I Hear You

I used to be uncomfortable whenever there was a lull in a conversation. I used to jump in and fill it with ANYTHING rather than just let any silence be there.

I am noticing that I am a lot more comfortable with silence now.

I am learning how powerful it is.

When someone stops talking and I don’t jump right in with a response, but instead just let there be a gap of nothing for awhile, weird shit happens.

Either the other person gets really quiet and seems to listen to the startling echo of what they just said.

OR:

They rush right in and stuff the uncomfortable gap with a wad of verbal padding.

I used to be a verbal padder. Now I am becoming more of an echo appreciator.

Today I found myself telling a friend about this blog, and how I have been  blogging since Ash Wednesday and have kept it going, daily, up to this point, and today is my 100th consecutive post.

As I was talking, he was eating, and seemed more absorbed in his food than my narrative. I got the feeling my story was tiresome to him, but I felt powerless to stop it now that I had started it. I needed it to end, yet I prattled on, wondering why I had even started down this path.

I wanted so desperately to stop, mid-sentence, and  let the whole narrative die, but I couldn’t seem to stop myself.

When I finally finished, I wanted some silence to happen.

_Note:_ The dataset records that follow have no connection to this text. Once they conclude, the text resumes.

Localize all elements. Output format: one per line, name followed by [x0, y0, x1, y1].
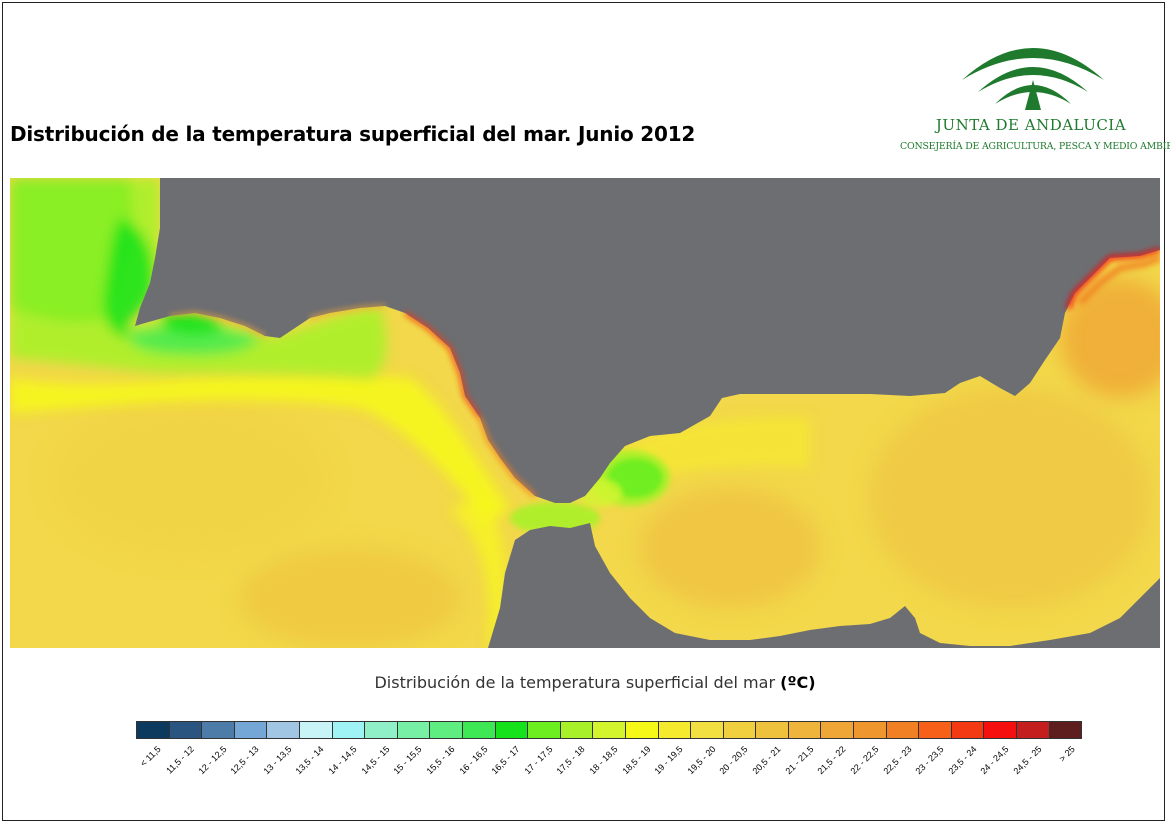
- logo-emblem-icon: [962, 48, 1104, 110]
- legend-swatch: [365, 722, 398, 738]
- legend-swatch: [267, 722, 300, 738]
- legend-swatch: [984, 722, 1018, 738]
- legend-swatch: [430, 722, 463, 738]
- legend-swatch: [397, 722, 431, 738]
- legend-swatch: [691, 722, 724, 738]
- legend-swatch: [723, 722, 757, 738]
- logo-name: JUNTA DE ANDALUCIA: [935, 116, 1127, 134]
- legend-swatch: [919, 722, 952, 738]
- legend-swatch: [202, 722, 235, 738]
- logo-subtitle: CONSEJERÍA DE AGRICULTURA, PESCA Y MEDIO…: [900, 141, 1170, 152]
- sea-temperature-map: [10, 178, 1160, 648]
- legend-swatch: [854, 722, 887, 738]
- legend-swatch: [299, 722, 333, 738]
- legend-swatch: [234, 722, 268, 738]
- legend-color-scale: [136, 721, 1082, 739]
- legend-swatch: [821, 722, 855, 738]
- land-north-africa: [488, 523, 1160, 648]
- legend-swatch: [528, 722, 561, 738]
- legend-swatch: [1017, 722, 1050, 738]
- legend-unit: (ºC): [780, 673, 816, 692]
- legend-swatch: [560, 722, 594, 738]
- page-title: Distribución de la temperatura superfici…: [10, 122, 696, 146]
- legend-swatch: [495, 722, 529, 738]
- legend-swatch: [658, 722, 692, 738]
- legend-swatch: [951, 722, 985, 738]
- legend-swatch: [137, 722, 170, 738]
- legend-swatch: [462, 722, 496, 738]
- legend-title-text: Distribución de la temperatura superfici…: [374, 673, 776, 692]
- legend-swatch: [593, 722, 626, 738]
- legend-title: Distribución de la temperatura superfici…: [0, 673, 1170, 692]
- legend-swatch: [886, 722, 920, 738]
- legend-swatch: [788, 722, 822, 738]
- junta-de-andalucia-logo: JUNTA DE ANDALUCIA CONSEJERÍA DE AGRICUL…: [900, 28, 1170, 158]
- land-iberia: [135, 178, 1160, 503]
- legend-swatch: [332, 722, 366, 738]
- legend-swatch: [625, 722, 659, 738]
- legend-swatch: [756, 722, 789, 738]
- legend-swatch: [169, 722, 203, 738]
- legend-swatch: [1049, 722, 1082, 738]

But it didn’t.

Instead, he jumped right in, changed the subject, and flew off in another direction.

Some conversations could really benefit from air traffic control.

 

“Have You Always Been This Way?”

I assumed (and hoped) he meant friendly, open, interested, and together.

He stopped me as I was walking Boomer on campus. He wanted to know how big this place was.

He said he had been lured off the highway to come and explore. He just couldn’t get over how beautiful this area was.

He was driving from Pittsburgh to Harrisburg. He stopped in Bath to ride his bike for a few hours. He wasn’t in a big hurry. He was listening to Eckhart Tolle CDs as he drove.

He asked me what I did here (in Mansfield) and I told him. We talked about a whole number of things, he sitting in his car, me, dealing with Boomer who wanted to WALK, GODDAMIT!

The conversation was simple and easy and light and friendly. I felt a real sympatico connection with this fellow just passing through, stopping to check out this crazy little college in the middle of nowhere.

Earlier in the evening I had the polar opposite experience. I found myself trying to find some common ground with an extremely tense person who thoughts boinged  from thing to thing like a pinball.

I wondered to myself: Have you always been this way? meaning: tense, overly talkative, guarded and defensive?

 

When the “accidental tourist” man asked me if I have always been this way we had just had 20 minutes of an easy-breezy, open-hearted, back and forth dialogue about the environment and yoga and his children and mine and India and travel.

It was fun, and both of us said so as we said goodbye.

I think a lot about “vibe” and I am supersensitive to the vibe of all the beings I encounter in a day. I always hope my vibe comes across clear and strong and positive and amped.

To his question, “No, I haven’t always been this way.”

But I’ve been this way for quite a while, at least as long, or longer than I’ve been any other way.

And that thought made me feel happy tonight as Boomer and I traversed the rest of campus on our walk this gentle May evening.

Namaste, Brian. I really enjoyed our conversation.